Ci-dessus: Akakpo Ghislain SJ., De CIEE-CAR, Mme Felicienne Zongo Ouedraogo de ABE-Burkina Faso, Mme Ornela Emefa de CEL / CCL-Togo, et Ininahazwe Christy SJ., De Yezu Mwiza-Burundi posent avec la bannière de l’événement

«Nous ne sommes pas là pour l’argent ni pour la gloire. Il y a quelque chose de plus grand encore », Père Orobator, SJ

Le 2 février 2021, au début de l’Assemblée de cinq jours du Réseau Jésuite Africain contre le SIDA (AJAN), le Père Agbonkhianmeghe Orobator, S.J., Président de la Conférence des Jésuites d’Afrique et de Madagascar (JCAM), a fait remarquer qu’il était important de prier bien discerner ce que Dieu dit au réseau AJAN en ce moment. En outre, a-t-il ajouté, lorsque Dieu parle, chacun doit être prêt à suivre et exécuté cette volonté. « A quoi est-ce que Dieu nous appelle exactement à faire? Nous appelle-t-il à nous concentrer sur une autre pandémie, par exemple? Il existe de nombreuses pandémies dans le monde aujourd’hui. Le travail sur le VIH et le SIDA est-il terminé ou devons-nous faire plus? », a demandé le Président du JCAM aux différents participants.

Ci-dessus: des membres d’AJAN devant la maison Roussel à Karen, Nairobi -Kenya

Le Père Orobator, S.J. a également encouragé les participants à cette Assemblée à réfléchir et à considérer les 20 ans que les jésuites ont travaillé en Afrique dans la lutte contre le SIDA tout en faisant remarquer qu’aucune de ces années n’a été vaine.

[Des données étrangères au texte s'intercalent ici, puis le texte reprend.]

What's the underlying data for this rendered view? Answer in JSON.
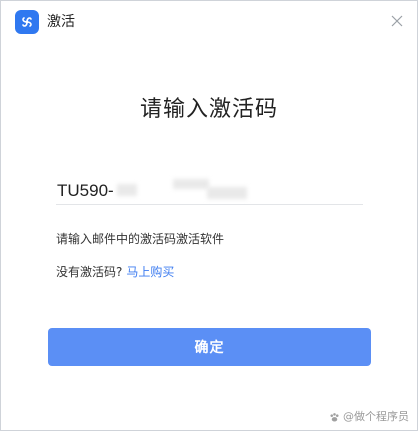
{
  "window": {
    "title": "激活",
    "app_icon": "fan-logo-icon",
    "close_icon": "close-icon"
  },
  "main": {
    "heading": "请输入激活码",
    "code_input_value": "TU590-",
    "hint": "请输入邮件中的激活码激活软件",
    "no_code_label": "没有激活码?",
    "buy_link_label": "马上购买",
    "confirm_label": "确定"
  },
  "watermark": {
    "icon": "paw-icon",
    "text": "@做个程序员"
  },
  "colors": {
    "accent": "#2f78f0",
    "button": "#5b8ff5",
    "link": "#3d7cf0"
  }
}
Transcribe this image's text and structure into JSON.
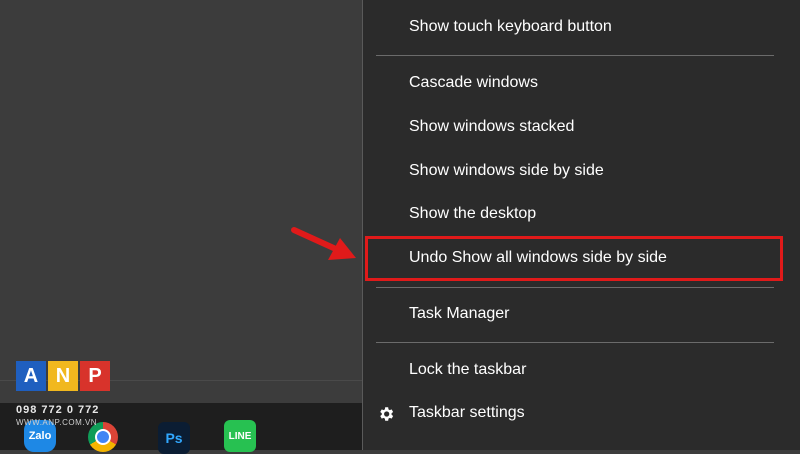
{
  "menu": {
    "items": [
      {
        "label": "Show touch keyboard button"
      },
      {
        "label": "Cascade windows"
      },
      {
        "label": "Show windows stacked"
      },
      {
        "label": "Show windows side by side"
      },
      {
        "label": "Show the desktop"
      },
      {
        "label": "Undo Show all windows side by side"
      },
      {
        "label": "Task Manager"
      },
      {
        "label": "Lock the taskbar"
      },
      {
        "label": "Taskbar settings",
        "icon": "gear-icon"
      }
    ]
  },
  "taskbar": {
    "icons": [
      {
        "name": "zalo-icon",
        "label": "Zalo"
      },
      {
        "name": "chrome-icon"
      },
      {
        "name": "photoshop-icon",
        "label": "Ps"
      },
      {
        "name": "line-icon",
        "label": "LINE"
      }
    ]
  },
  "watermark": {
    "letters": [
      "A",
      "N",
      "P"
    ],
    "phone": "098 772 0 772",
    "site": "WWW.ANP.COM.VN"
  },
  "colors": {
    "menu_bg": "#2b2b2b",
    "desktop_bg": "#3c3c3c",
    "highlight": "#e01a1a",
    "arrow": "#e01a1a"
  }
}
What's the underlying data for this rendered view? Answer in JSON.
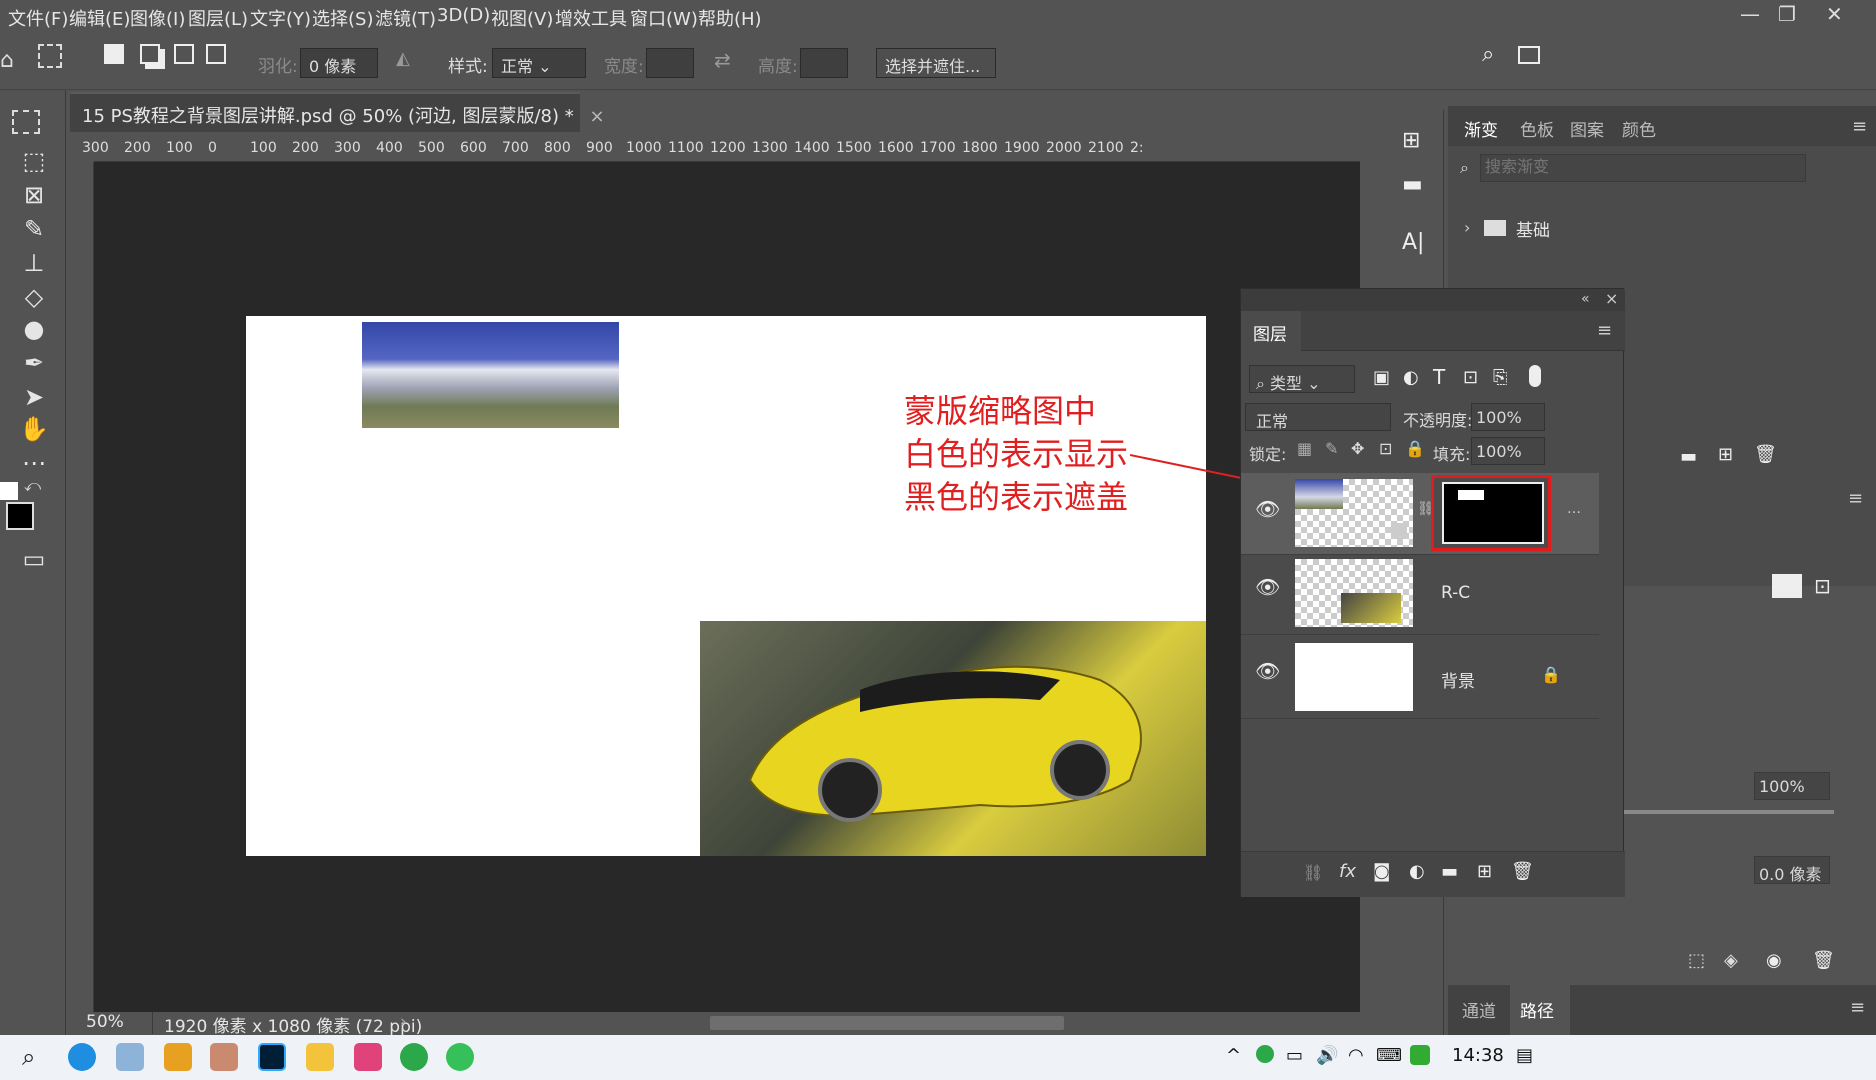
{
  "menubar": {
    "items": [
      "文件(F)",
      "编辑(E)",
      "图像(I)",
      "图层(L)",
      "文字(Y)",
      "选择(S)",
      "滤镜(T)",
      "3D(D)",
      "视图(V)",
      "增效工具",
      "窗口(W)",
      "帮助(H)"
    ]
  },
  "options": {
    "feather_label": "羽化:",
    "feather_value": "0 像素",
    "style_label": "样式:",
    "style_value": "正常",
    "width_label": "宽度:",
    "height_label": "高度:",
    "select_mask": "选择并遮住..."
  },
  "document": {
    "tab_title": "15 PS教程之背景图层讲解.psd @ 50% (河边, 图层蒙版/8) *",
    "zoom": "50%",
    "size_info": "1920 像素 x 1080 像素 (72 ppi)"
  },
  "ruler": {
    "ticks": [
      "300",
      "200",
      "100",
      "0",
      "100",
      "200",
      "300",
      "400",
      "500",
      "600",
      "700",
      "800",
      "900",
      "1000",
      "1100",
      "1200",
      "1300",
      "1400",
      "1500",
      "1600",
      "1700",
      "1800",
      "1900",
      "2000",
      "2100",
      "2:"
    ]
  },
  "annotation": {
    "line1": "蒙版缩略图中",
    "line2": "白色的表示显示",
    "line3": "黑色的表示遮盖"
  },
  "layers": {
    "title": "图层",
    "filter": "类型",
    "blend": "正常",
    "opacity_label": "不透明度:",
    "opacity": "100%",
    "lock_label": "锁定:",
    "fill_label": "填充:",
    "fill": "100%",
    "items": [
      {
        "name": ""
      },
      {
        "name": "R-C"
      },
      {
        "name": "背景"
      }
    ]
  },
  "gradient": {
    "tabs": [
      "渐变",
      "色板",
      "图案",
      "颜色"
    ],
    "search_placeholder": "搜索渐变",
    "folder": "基础"
  },
  "properties": {
    "density": "100%",
    "feather": "0.0 像素"
  },
  "bottom_tabs": {
    "channels": "通道",
    "paths": "路径"
  },
  "taskbar": {
    "time": "14:38"
  }
}
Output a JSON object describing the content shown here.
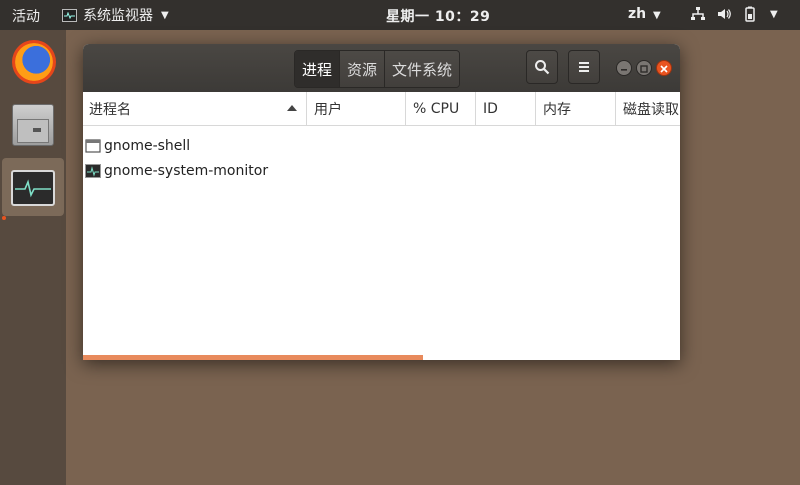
{
  "topbar": {
    "activities": "活动",
    "app_name": "系统监视器",
    "clock": "星期一 10：29",
    "lang": "zh",
    "tray_icons": [
      "network-icon",
      "volume-icon",
      "battery-icon",
      "system-menu-caret-icon"
    ]
  },
  "dock": {
    "items": [
      {
        "name": "firefox",
        "icon": "firefox-icon"
      },
      {
        "name": "files",
        "icon": "file-cabinet-icon"
      },
      {
        "name": "system-monitor",
        "icon": "system-monitor-icon",
        "active": true
      }
    ]
  },
  "window": {
    "tabs": [
      {
        "label": "进程",
        "active": true
      },
      {
        "label": "资源",
        "active": false
      },
      {
        "label": "文件系统",
        "active": false
      }
    ],
    "buttons": [
      "search-icon",
      "hamburger-menu-icon"
    ],
    "window_controls": [
      "minimize-icon",
      "maximize-icon",
      "close-icon"
    ],
    "columns": [
      "进程名",
      "用户",
      "% CPU",
      "ID",
      "内存",
      "磁盘读取"
    ],
    "sorted_column": "进程名",
    "rows": [
      {
        "name": "gnome-shell",
        "icon": "window-icon"
      },
      {
        "name": "gnome-system-monitor",
        "icon": "system-monitor-icon"
      }
    ],
    "progress_fraction": 0.57
  },
  "colors": {
    "desktop": "#7a6350",
    "topbar": "#33302d",
    "accent": "#e95420",
    "headerbar": "#3c3a37"
  }
}
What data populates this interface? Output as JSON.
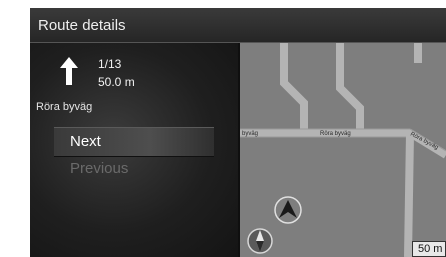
{
  "header": {
    "title": "Route details"
  },
  "guidance": {
    "arrow_icon": "straight-arrow-icon",
    "step": "1/13",
    "distance": "50.0 m",
    "road_name": "Röra byväg"
  },
  "menu": {
    "next_label": "Next",
    "previous_label": "Previous"
  },
  "map": {
    "road_labels": [
      "byväg",
      "Röra byväg",
      "Röra byväg"
    ],
    "scale_label": "50 m",
    "icons": [
      "compass-icon",
      "position-arrow-icon"
    ]
  }
}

Ces encouragements ont été fait au cours de la messe d’ouverture qu’il a présidé, lorsqu’il est notamment revenu dans son homélie sur la présentation de Jésus par ses parents au temple, doublée de la rencontre avec Siméon et Anna que raconte l’Évangile de Luc. Siméon et Anna, les deux vieux prophètes, a affirmé le prédicateur du jour, avaient passé des décennies à attendre les promesses de Dieu à leur égard, pour enfin les voir prendre vie dans l’enfant Jésus présent devant eux. Le père Orobator, a également invité les participants  à cette Assemblée du Réseau Jésuite Africain contre le SIDA, à ne pas perdre espoir simplement parce que leur travail peut s’étendre sur de nombreuses années, mais d’attendre avec impatience la promesse de succès futurs et la réalisation de la vision d’AJAN.

Cependant, a-t-il fait remarquer, le défi posé par le VIH a évolué au fil des années. « En embrassant la volonté de Dieu, nous devons être prêts à être créatifs et à ne pas répéter les mêmes façons de faire les choses et attendre des résultats différents. Quels nouveaux horizons voyons-nous s’ouvrir à nous en tant que Réseau malgré le changement, les limites, la léthargie et la fatigue qui s’installent? ».

Ci-dessous: Une discussion de groupe: Mme Mutinta Mapulanga du Collège St. Igantius, Lusaka-Zambie (veste en cuir), et à droite le P. Patrice Ndayisenga SJ., Centre Urumuri- Kigali, Rwanda, P. Gregory Mulobela SJ., Chukuni Homebased Care – Zambie (chemise blanche), M. Clive Pawakwenyewa de l’IYD-Zimbabwe et le P. Michael Edomobi SJ., De la paroisse Holy Family -Liberia.

Il a également invité les participants de garder à l’esprit les Préférences Apostoliques Universelles de la Compagnie de Jésus (PAU) puisque ce sont elles qui guident le travail des jésuites à travers le monde. « Les PAU ont créé une nouvelle voie. Que signifie être engagé dans le ministère du VIH/SIDA aujourd’hui alors que beaucoup sont marginalisés et que des préoccupations écologiques existent? Nous devons garder cela à l’esprit dans notre discernement. C’est cela que j’ai à offrir à vos réflexions, savoir qu’il faudra des changements de mentalité vers de nouvelles façons de faire les choses. » Marcher avec les exclus: Marcher avec les pauvres, les plus défavorisés et les exclus du monde, ceux dont la dignité a été violée, dans une mission de réconciliation et de justice, etc., Marcher avec les jeunes: accompagner les jeunes dans la création d’un avenir plein d’espoir, sont deux des PAU au cœur du travail d’AJAN. Les PAU donnent un horizon, un point de référence à la Compagnie de Jésus et sont le fruit d’un processus de discernement qui a duré près de deux ans, et qui a réuni tous les jésuites avant une confirmation par le Pape François lors d’une rencontre avec le Père Général Arturo Sosa, SJ.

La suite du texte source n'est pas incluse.